Pas de chance Hortense, c'est encore une fille qui va répondre :-) ... Mais, je dis oui, bien vu.
Alors maintenant, soit, mettons que c'est pas le besoin de la majorité des messieurs de verbaliser en général peut-être, et aussi peut-être sur ce thème particulier; mais leur vécu évidemment, en tant que fille j'en suis curieuse. Comment on apprend ça, alors là... mes pensées du coup se tournent vers ces premières années de vie où un poupon passe des pleurs au gazouillis, puis à la parole. C'est souvent une femme qui est là, et ça cause et ça cause; les moments où on sent que quelque chose qu'on raconte capte l'attention du gigoteur et le fait tenir tranquille 5 sec', le temps de poser les scratches du pampers et de parer ainsi au jet doré qui atterrit sur la blouse, c'est "Victoire et pomme de terre-heuh, et vous m'entendez bien bien bien", sur l'air de la fameuse chanson. On cause; pour détourner l'attention aussi, donc, vous avez compris.

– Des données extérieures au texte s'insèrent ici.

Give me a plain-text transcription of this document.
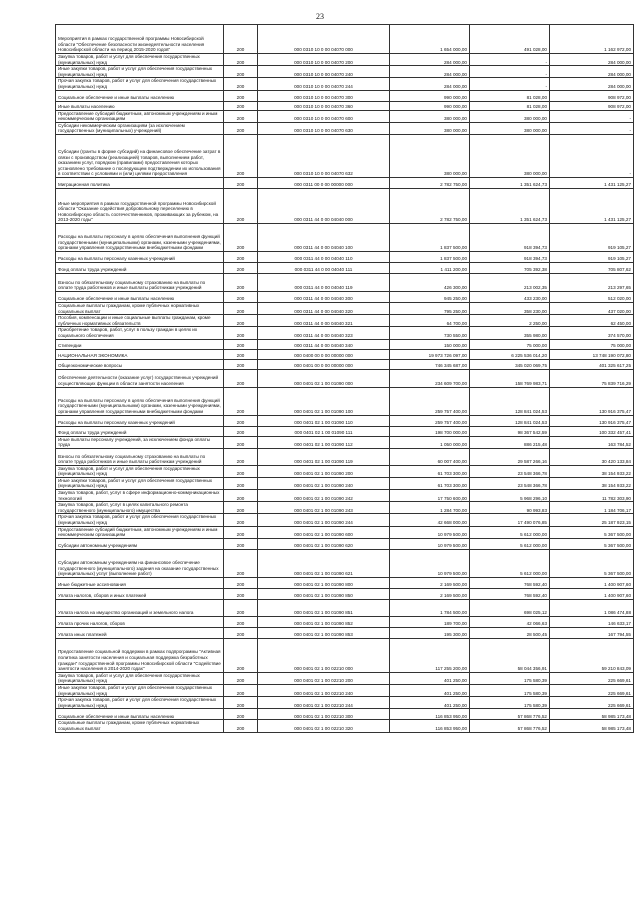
23
Мероприятия в рамках государственной программы Новосибирской области "Обеспечение безопасности жизнедеятельности населения Новосибирской области на период 2015-2020 годов"	200	000 0310 10 0 00 04070 000	1 654 000,00	491 028,00	1 162 972,00
Закупка товаров, работ и услуг для обеспечения государственных (муниципальных) нужд	200	000 0310 10 0 00 04070 200	284 000,00	-	284 000,00
Иные закупки товаров, работ и услуг для обеспечения государственных (муниципальных) нужд	200	000 0310 10 0 00 04070 240	284 000,00	-	284 000,00
Прочая закупка товаров, работ и услуг для обеспечения государственных (муниципальных) нужд	200	000 0310 10 0 00 04070 244	284 000,00	-	284 000,00
Социальное обеспечение и иные выплаты населению	200	000 0310 10 0 00 04070 300	990 000,00	81 028,00	908 972,00
Иные выплаты населению	200	000 0310 10 0 00 04070 360	990 000,00	81 028,00	908 972,00
Предоставление субсидий бюджетным, автономным учреждениям и иным некоммерческим организациям	200	000 0310 10 0 00 04070 600	380 000,00	380 000,00	-
Субсидии некоммерческим организациям (за исключением государственных (муниципальных) учреждений)	200	000 0310 10 0 00 04070 630	380 000,00	380 000,00	-
Субсидии (гранты в форме субсидий) на финансовое обеспечение затрат в связи с производством (реализацией) товаров, выполнением работ, оказанием услуг, порядком (правилами) предоставления которых установлено требование о последующем подтверждении их использования в соответствии с условиями и (или) целями предоставления	200	000 0310 10 0 00 04070 632	380 000,00	380 000,00	-
Миграционная политика	200	000 0311 00 0 00 00000 000	2 782 750,00	1 351 624,73	1 431 125,27
Иные мероприятия в рамках государственной программы Новосибирской области "Оказание содействия добровольному переселению в Новосибирскую область соотечественников, проживающих за рубежом, на 2013-2020 годы"	200	000 0311 44 0 00 04040 000	2 782 750,00	1 351 624,73	1 431 125,27
Расходы на выплаты персоналу в целях обеспечения выполнения функций государственными (муниципальными) органами, казенными учреждениями, органами управления государственными внебюджетными фондами	200	000 0311 44 0 00 04040 100	1 837 500,00	918 394,73	919 105,27
Расходы на выплаты персоналу казенных учреждений	200	000 0311 44 0 00 04040 110	1 837 500,00	918 394,73	919 105,27
Фонд оплаты труда учреждений	200	000 0311 44 0 00 04040 111	1 411 200,00	705 392,38	705 807,62
Взносы по обязательному социальному страхованию на выплаты по оплате труда работников и иные выплаты работникам учреждений	200	000 0311 44 0 00 04040 119	426 300,00	213 002,35	213 297,65
Социальное обеспечение и иные выплаты населению	200	000 0311 44 0 00 04040 300	945 250,00	433 230,00	512 020,00
Социальные выплаты гражданам, кроме публичных нормативных социальных выплат	200	000 0311 44 0 00 04040 320	795 250,00	358 230,00	437 020,00
Пособия, компенсации и иные социальные выплаты гражданам, кроме публичных нормативных обязательств	200	000 0311 44 0 00 04040 321	64 700,00	2 250,00	62 450,00
Приобретение товаров, работ, услуг в пользу граждан в целях их социального обеспечения	200	000 0311 44 0 00 04040 323	730 550,00	355 980,00	374 570,00
Стипендии	200	000 0311 44 0 00 04040 340	150 000,00	75 000,00	75 000,00
НАЦИОНАЛЬНАЯ ЭКОНОМИКА	200	000 0400 00 0 00 00000 000	19 973 726 097,00	6 225 536 014,20	13 748 190 072,80
Общеэкономические вопросы	200	000 0401 00 0 00 00000 000	746 345 687,00	345 020 069,75	401 325 617,25
Обеспечение деятельности (оказание услуг) государственных учреждений осуществляющих функции в области занятости населения	200	000 0401 02 1 00 01090 000	234 609 700,00	158 769 983,71	75 839 716,29
Расходы на выплаты персоналу в целях обеспечения выполнения функций государственными (муниципальными) органами, казенными учреждениями, органами управления государственными внебюджетными фондами	200	000 0401 02 1 00 01090 100	259 757 400,00	128 841 024,53	130 916 375,47
Расходы на выплаты персоналу казенных учреждений	200	000 0401 02 1 00 01090 110	259 757 400,00	128 841 024,53	130 916 375,47
Фонд оплаты труда учреждений	200	000 0401 02 1 00 01090 111	198 700 000,00	98 367 542,59	100 332 457,41
Иные выплаты персоналу учреждений, за исключением фонда оплаты труда	200	000 0401 02 1 00 01090 112	1 050 000,00	886 215,48	163 784,52
Взносы по обязательному социальному страхованию на выплаты по оплате труда работников и иные выплаты работникам учреждений	200	000 0401 02 1 00 01090 119	60 007 400,00	29 587 266,16	30 420 133,84
Закупка товаров, работ и услуг для обеспечения государственных (муниципальных) нужд	200	000 0401 02 1 00 01090 200	61 703 300,00	23 548 366,78	38 154 933,22
Иные закупки товаров, работ и услуг для обеспечения государственных (муниципальных) нужд	200	000 0401 02 1 00 01090 240	61 703 300,00	23 548 366,78	38 154 933,22
Закупка товаров, работ, услуг в сфере информационно-коммуникационных технологий	200	000 0401 02 1 00 01090 242	17 750 600,00	5 968 296,10	11 782 303,90
Закупка товаров, работ, услуг в целях капитального ремонта государственного (муниципального) имущества	200	000 0401 02 1 00 01090 243	1 284 700,00	90 993,83	1 184 706,17
Прочая закупка товаров, работ и услуг для обеспечения государственных (муниципальных) нужд	200	000 0401 02 1 00 01090 244	42 668 000,00	17 490 076,85	25 187 923,15
Предоставление субсидий бюджетным, автономным учреждениям и иным некоммерческим организациям	200	000 0401 02 1 00 01090 600	10 979 500,00	5 612 000,00	5 367 500,00
Субсидии автономным учреждениям	200	000 0401 02 1 00 01090 620	10 979 500,00	5 612 000,00	5 367 500,00
Субсидии автономным учреждениям на финансовое обеспечение государственного (муниципального) задания на оказание государственных (муниципальных) услуг (выполнение работ)	200	000 0401 02 1 00 01090 621	10 979 500,00	5 612 000,00	5 367 500,00
Иные бюджетные ассигнования	200	000 0401 02 1 00 01090 800	2 169 500,00	768 592,40	1 400 907,60
Уплата налогов, сборов и иных платежей	200	000 0401 02 1 00 01090 850	2 169 500,00	768 592,40	1 400 907,60
Уплата налога на имущество организаций и земельного налога	200	000 0401 02 1 00 01090 851	1 784 500,00	698 025,12	1 086 474,88
Уплата прочих налогов, сборов	200	000 0401 02 1 00 01090 852	189 700,00	42 066,63	146 633,17
Уплата иных платежей	200	000 0401 02 1 00 01090 853	195 300,00	28 500,45	167 794,55
Предоставление социальной поддержки в рамках подпрограммы "Активная политика занятости населения и социальная поддержка безработных граждан" государственной программы Новосибирской области "Содействие занятости населения в 2014-2020 годах"	200	000 0401 02 1 00 02210 000	117 255 200,00	58 044 356,91	59 210 843,09
Закупка товаров, работ и услуг для обеспечения государственных (муниципальных) нужд	200	000 0401 02 1 00 02210 200	401 250,00	175 580,39	225 669,61
Иные закупки товаров, работ и услуг для обеспечения государственных (муниципальных) нужд	200	000 0401 02 1 00 02210 240	401 250,00	175 580,39	225 669,61
Прочая закупка товаров, работ и услуг для обеспечения государственных (муниципальных) нужд	200	000 0401 02 1 00 02210 244	401 250,00	175 580,39	225 669,61
Социальное обеспечение и иные выплаты населению	200	000 0401 02 1 00 02210 300	116 853 950,00	57 868 776,52	58 985 173,48
Социальные выплаты гражданам, кроме публичных нормативных социальных выплат	200	000 0401 02 1 00 02210 320	116 853 950,00	57 868 776,52	58 985 173,48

D'où ma tendance à harceler les hommes qui me font la grâce de communiquer avec moi, surtout en privé; merci à vous bande de courageux, je dois pas être reposante, hein dis Toi, et Toi, et Toi... je peux être hargneuse quand tu ne comprends pas pourquoi je te dis ça et ça. Ben y'a pas de raison; je le fais parce que je te donne un petit bout du jour que je vis, c'est un petit plaisir en soi. Bâillonnez-moi, et je meurs d'inanition, je suis un être social et je noue des liens en parlant, blahblahblah, en faisant rire, hahhahhah, en transformant la carabistouille et le désespoir en complicité.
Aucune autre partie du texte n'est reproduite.